Most of the actors in this film have been typecast, but for once that's not a limiting thing. It almost seems as though Diesel (Boiler Room, Pitch Black) was born to play commandeering ringleader Dominic Toretto. With his gravelly, baritone voice and menacing screen presence, he dominates every scene he is in. Unfortunately, the script calls for him to utter obvious lines like, ''You break her heart, I'll break your neck.'' Michelle Rodriguez (Girlfight) is in her element as his cagey girlfriend but could almost be mistaken for a rottweiler on a leash. She scowls and glares over the rim of her shades one too many times, but demonstrates once again that she can pack a mean punch. There is a small but surprisingly funny performance by Chad Lindberg as Jesse, the mechanical genius whose ADD drove him to a life of crime. But Walker (The Skulls) is as bland as his white-bread character O'Connor, and the object of his affection, Mia, (Brewster, The Invisible Circus) is equally unimpressive. But as with the story, The Fast and the Furious is not about the acting.

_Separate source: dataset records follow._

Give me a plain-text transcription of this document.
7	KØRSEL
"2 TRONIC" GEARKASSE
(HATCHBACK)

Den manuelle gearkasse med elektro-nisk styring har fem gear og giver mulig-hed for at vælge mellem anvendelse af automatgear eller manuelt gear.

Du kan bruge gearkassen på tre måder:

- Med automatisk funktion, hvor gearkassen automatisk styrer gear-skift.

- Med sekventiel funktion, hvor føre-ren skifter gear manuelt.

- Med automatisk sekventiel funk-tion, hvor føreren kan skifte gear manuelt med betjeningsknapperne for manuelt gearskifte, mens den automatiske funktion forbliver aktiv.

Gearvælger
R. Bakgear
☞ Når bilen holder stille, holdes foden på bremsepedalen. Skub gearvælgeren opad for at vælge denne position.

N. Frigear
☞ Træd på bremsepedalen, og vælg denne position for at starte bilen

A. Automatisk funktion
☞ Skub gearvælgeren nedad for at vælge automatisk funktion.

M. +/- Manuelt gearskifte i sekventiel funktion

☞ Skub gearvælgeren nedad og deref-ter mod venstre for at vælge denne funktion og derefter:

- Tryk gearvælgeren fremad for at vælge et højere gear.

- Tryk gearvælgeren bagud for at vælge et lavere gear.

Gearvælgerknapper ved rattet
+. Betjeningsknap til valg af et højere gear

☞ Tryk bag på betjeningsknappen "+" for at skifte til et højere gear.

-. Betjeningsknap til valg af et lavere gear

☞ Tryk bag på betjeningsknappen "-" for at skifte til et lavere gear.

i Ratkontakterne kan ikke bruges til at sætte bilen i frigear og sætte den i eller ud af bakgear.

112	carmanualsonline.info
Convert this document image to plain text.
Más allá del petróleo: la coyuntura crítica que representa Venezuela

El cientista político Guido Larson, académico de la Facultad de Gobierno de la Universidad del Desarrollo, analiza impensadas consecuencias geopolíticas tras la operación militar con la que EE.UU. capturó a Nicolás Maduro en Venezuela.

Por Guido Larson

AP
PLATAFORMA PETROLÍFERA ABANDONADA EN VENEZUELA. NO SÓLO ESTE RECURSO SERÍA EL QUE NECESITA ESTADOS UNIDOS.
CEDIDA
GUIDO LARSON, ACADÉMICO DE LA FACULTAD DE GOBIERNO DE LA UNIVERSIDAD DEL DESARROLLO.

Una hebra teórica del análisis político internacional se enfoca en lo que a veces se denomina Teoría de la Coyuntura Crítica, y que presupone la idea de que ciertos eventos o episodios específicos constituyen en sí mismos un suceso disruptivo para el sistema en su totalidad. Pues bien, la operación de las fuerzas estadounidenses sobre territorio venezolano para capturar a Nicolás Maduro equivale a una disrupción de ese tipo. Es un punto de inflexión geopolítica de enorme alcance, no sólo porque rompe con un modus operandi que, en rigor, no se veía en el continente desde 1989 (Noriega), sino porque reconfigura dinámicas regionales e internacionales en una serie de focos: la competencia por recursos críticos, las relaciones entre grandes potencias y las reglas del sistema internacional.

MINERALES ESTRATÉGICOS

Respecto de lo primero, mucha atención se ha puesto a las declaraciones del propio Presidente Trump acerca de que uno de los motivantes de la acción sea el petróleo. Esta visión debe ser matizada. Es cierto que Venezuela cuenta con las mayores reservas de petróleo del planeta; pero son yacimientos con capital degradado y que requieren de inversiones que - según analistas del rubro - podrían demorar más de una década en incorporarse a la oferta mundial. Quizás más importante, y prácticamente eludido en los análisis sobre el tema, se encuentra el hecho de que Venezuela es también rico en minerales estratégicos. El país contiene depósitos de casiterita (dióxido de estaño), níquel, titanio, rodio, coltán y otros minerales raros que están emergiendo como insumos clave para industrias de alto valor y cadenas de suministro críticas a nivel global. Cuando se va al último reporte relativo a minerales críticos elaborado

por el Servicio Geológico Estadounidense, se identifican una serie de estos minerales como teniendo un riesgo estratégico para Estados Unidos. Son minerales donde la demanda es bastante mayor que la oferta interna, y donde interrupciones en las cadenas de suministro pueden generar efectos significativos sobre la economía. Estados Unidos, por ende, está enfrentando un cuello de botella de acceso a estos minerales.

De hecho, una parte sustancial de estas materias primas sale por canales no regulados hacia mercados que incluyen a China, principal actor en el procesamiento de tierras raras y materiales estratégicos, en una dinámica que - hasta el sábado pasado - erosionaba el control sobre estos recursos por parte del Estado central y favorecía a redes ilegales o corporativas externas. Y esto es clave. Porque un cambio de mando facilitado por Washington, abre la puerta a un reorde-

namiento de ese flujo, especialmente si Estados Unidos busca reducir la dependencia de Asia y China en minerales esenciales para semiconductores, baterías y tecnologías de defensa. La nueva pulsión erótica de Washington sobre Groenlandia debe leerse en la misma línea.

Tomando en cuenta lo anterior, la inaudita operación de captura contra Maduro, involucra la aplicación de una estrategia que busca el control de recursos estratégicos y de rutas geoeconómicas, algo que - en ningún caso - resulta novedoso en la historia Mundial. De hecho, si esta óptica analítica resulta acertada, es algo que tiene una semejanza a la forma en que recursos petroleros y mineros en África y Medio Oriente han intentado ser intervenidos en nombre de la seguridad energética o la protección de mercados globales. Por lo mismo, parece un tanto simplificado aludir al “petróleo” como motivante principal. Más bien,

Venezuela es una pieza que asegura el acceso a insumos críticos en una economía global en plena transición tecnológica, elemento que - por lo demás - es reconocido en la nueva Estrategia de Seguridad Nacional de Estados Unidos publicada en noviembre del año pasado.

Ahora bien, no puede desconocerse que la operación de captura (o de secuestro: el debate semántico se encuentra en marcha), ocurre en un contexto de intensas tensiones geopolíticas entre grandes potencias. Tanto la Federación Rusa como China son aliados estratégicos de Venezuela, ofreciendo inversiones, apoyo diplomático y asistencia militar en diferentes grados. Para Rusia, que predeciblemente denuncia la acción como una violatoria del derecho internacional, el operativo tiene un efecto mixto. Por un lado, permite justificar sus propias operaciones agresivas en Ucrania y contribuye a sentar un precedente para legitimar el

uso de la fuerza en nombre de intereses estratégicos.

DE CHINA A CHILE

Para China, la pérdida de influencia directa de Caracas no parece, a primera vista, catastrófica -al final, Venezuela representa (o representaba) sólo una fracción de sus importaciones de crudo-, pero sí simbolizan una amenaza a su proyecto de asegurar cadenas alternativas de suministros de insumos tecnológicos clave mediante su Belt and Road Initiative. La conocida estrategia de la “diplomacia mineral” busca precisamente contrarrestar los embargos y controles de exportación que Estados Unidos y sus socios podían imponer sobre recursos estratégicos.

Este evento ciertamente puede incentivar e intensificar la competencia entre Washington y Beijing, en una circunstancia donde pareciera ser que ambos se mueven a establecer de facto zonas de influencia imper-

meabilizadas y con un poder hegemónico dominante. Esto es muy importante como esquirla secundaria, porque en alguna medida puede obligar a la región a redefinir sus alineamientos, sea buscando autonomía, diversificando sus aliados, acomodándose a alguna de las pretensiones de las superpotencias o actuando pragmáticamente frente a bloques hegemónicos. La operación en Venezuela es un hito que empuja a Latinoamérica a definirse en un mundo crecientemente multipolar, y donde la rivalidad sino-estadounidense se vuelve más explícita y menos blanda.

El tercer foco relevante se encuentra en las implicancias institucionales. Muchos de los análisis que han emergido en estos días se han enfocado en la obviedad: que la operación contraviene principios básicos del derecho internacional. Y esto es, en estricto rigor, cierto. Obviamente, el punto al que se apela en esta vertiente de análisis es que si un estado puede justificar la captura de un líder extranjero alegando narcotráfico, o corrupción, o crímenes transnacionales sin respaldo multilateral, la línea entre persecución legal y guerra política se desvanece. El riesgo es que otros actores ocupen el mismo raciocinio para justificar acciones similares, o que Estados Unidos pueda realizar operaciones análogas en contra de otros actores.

Furious makes up for what it lacks intellectually with pure and unadulterated action. The overly choreographed scenes of cars driving in V-formations are eclipsed by the cars themselves, which are the highlight of the film. The race sequences alone will practically leave you feeling compressed, and the souped-up Nissans, Hondas and Toyotas will make this film an instant cult classic within the car culture. Craig Lieberman, one of the import car consultants on the film, even provided his own 1994 Toyota Supra--complete with Greddy Turbo and NOS nitrous upgrades, three TV screens, VCR, Sony Play Station, 19'' Dazz wheels and a $7,000 custom paint job. If the car didn't actually belong to a real person, it might be too decadent to be believed. All in all, Furious is a dizzying frenzy of noise and speed that serves up what films like Gone in 60 Seconds and Driven promise but never come close to delivering. Despite its screeching drag races and hair-raising crashes, Furious probably won't appeal to the masses, but expect it to fly when it gets released on DVD.
Furious gets high marks for being so absolutely relentless in the action department you may forget it even has a story. But remember, it's marketed as a drag racing flick, and drag racing is exactly what you get.